Nos últimos três meses, 115 moradores de rua foram mandados embora, por falta de vagas, na casa de abrigo do Centro de Referência Especializado para a População em Situação de Rua (Centro Pop), que é o único local de acolhimento dessas pessoas vinculado à prefeitura de Imperatriz. A causa disso é a carência de espaço no dormitório, chamado de ‘’abrigo’’ ou ‘’albergue masculino’’, na qual as pessoas em situação de rua, que procuram o Centro Pop, deveriam poder passar a noite.

Atualmente, de acordo com a coordenadora do Centro Pop, Francisca Antônia Correia, o albergue masculino possui capacidade de acomodação diária de no máximo 20 homens em situação de rua, sendo que na procura por acolhimento nos meses de janeiro, fevereiro e março apenas 52% dos homens conseguiram espaço para dormir, os 48% restantes dispuseram do Centro Pop diariamente até as 17 horas,  depois disso tiveram que se retirar.

Coordenadora do Centro Pop, Francisca Antônia Correia: faltam vagas

Além dos dormitórios, são oferecidos para as pessoas que buscam por amparo refeições, higienização, roupas e acompanhamento psicológico. Segundo Francisca, os alimentos são mandados da prefeitura para o Centro de Referência de 15 a 15 dias, com o suficiente para alimentar 20 pessoas com quatro refeições diárias.

Considerando a grande demanda por acolhimento, o Centro Pop não possui uma estrutura apropriada para amparar a maior parte dos moradores de rua que o procura, com a alternativa de abrigar e alimentar apenas 20 pessoas ao dia.

Critérios para seleção

A permanência das pessoas em situação de rua é regida por horários, sendo de 8 horas até 17 horas reservado para alimentação e outras atividades disponibilizadas e das 17 horas até o dia seguinte para os que conseguem as vagas no abrigo, no caso dos que não conseguem espaço, já são alertados de que o abrigo atingiu capacidade máxima diária antes de chegar o horário de voltar para as ruas. De acordo com a assistente da área administrativa do Centro Pop, Elena Santos Bundem, a seleção é feita por ordem de chegada e nível de situação em que o morador se encontra, tendo prioridade para conseguir a vaga aqueles que estudam.

‘’Tem que ver pelo lado humano, a gente se sente mal por isso porque você sabe que a pessoa precisa, que não tem onde ficar, se alimentar e dormir.
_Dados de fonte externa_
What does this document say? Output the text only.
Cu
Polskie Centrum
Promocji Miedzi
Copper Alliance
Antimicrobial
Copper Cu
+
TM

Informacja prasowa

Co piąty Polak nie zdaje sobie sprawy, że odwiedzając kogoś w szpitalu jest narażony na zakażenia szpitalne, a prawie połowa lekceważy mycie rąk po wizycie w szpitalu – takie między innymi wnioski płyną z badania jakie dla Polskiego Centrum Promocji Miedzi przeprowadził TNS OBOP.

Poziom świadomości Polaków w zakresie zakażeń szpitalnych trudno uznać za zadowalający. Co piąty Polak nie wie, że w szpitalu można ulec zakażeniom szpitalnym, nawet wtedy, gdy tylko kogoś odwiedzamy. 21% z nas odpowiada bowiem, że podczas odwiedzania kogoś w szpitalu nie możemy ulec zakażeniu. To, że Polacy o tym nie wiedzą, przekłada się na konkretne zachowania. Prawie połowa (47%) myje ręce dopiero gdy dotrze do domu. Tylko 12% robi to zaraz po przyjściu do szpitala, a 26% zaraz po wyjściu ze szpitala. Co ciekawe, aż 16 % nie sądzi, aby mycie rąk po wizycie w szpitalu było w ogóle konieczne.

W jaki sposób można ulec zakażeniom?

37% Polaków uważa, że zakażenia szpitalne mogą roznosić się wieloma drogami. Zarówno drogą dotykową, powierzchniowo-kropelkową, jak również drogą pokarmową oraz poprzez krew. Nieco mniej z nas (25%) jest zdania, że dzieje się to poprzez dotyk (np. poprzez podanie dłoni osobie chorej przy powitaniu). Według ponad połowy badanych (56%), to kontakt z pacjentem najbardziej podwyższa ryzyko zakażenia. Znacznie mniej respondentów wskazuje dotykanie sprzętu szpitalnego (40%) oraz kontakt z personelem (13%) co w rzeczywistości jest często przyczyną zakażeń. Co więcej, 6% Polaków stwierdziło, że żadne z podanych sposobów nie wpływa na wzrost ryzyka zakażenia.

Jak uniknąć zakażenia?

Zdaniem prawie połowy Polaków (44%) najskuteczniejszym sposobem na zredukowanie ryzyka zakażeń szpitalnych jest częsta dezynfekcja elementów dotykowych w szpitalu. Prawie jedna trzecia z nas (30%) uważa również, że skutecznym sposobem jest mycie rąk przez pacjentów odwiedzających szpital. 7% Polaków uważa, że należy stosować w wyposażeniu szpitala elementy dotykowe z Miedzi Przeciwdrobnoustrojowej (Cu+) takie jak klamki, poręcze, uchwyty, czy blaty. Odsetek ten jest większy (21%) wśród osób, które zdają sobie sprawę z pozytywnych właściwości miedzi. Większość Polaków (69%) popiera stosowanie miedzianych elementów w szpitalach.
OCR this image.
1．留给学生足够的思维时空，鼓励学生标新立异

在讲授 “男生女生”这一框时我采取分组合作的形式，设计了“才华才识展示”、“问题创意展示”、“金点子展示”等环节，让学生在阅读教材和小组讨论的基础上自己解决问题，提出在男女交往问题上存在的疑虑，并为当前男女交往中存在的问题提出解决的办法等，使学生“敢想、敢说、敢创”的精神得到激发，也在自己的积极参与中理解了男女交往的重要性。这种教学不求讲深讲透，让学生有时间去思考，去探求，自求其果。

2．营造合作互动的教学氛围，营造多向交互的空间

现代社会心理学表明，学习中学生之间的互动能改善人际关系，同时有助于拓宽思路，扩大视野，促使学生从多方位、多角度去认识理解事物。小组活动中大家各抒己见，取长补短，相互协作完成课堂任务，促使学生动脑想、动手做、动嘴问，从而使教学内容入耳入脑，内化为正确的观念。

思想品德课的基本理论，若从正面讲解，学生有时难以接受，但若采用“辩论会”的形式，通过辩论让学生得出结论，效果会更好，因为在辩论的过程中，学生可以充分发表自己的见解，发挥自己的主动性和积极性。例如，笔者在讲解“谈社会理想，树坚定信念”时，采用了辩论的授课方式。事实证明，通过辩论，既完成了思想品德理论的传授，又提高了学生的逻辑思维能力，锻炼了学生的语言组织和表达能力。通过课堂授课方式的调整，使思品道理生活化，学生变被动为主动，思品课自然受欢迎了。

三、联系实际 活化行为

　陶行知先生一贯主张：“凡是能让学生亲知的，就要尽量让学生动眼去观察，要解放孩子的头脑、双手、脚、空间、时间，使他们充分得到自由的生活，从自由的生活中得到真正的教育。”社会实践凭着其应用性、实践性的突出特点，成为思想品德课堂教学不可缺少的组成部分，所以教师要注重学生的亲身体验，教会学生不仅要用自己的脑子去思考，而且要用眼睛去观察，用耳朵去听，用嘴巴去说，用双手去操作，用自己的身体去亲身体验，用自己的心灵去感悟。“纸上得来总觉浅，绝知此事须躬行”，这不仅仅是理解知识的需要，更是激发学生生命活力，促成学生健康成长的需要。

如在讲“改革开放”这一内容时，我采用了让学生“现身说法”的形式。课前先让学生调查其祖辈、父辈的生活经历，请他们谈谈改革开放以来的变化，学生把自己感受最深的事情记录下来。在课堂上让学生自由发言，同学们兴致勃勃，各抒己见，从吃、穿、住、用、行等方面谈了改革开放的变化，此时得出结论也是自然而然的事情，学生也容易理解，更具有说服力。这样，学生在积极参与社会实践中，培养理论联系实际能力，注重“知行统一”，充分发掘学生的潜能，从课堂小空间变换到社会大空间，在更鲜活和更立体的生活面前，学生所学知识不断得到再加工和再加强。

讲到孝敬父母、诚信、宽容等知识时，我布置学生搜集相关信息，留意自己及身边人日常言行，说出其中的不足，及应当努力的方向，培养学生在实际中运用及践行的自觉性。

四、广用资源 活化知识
Estamos esperando a reforma do Centro para fazer essa ampliação no espaço e poder acomodar mais pessoas, pois não deve acontecer de a pessoa nos procurar e termos que falar que ela não pode ficar por falta de acomodação, sendo que sabemos da situação dela. A gente espera que isso seja resolvido.’’ conta Elena.

Segundo a Secretaria Municipal de Desenvolvimento Social (SEDES), o prédio a qual o Centro Pop está localizado não é uma propriedade do município de Imperatriz e, tratando-se de um local alugado, a prefeitura não possui direito de entrar com recursos para modificar a estrutura, sendo possível apenas reformas básicas no estabelecimento.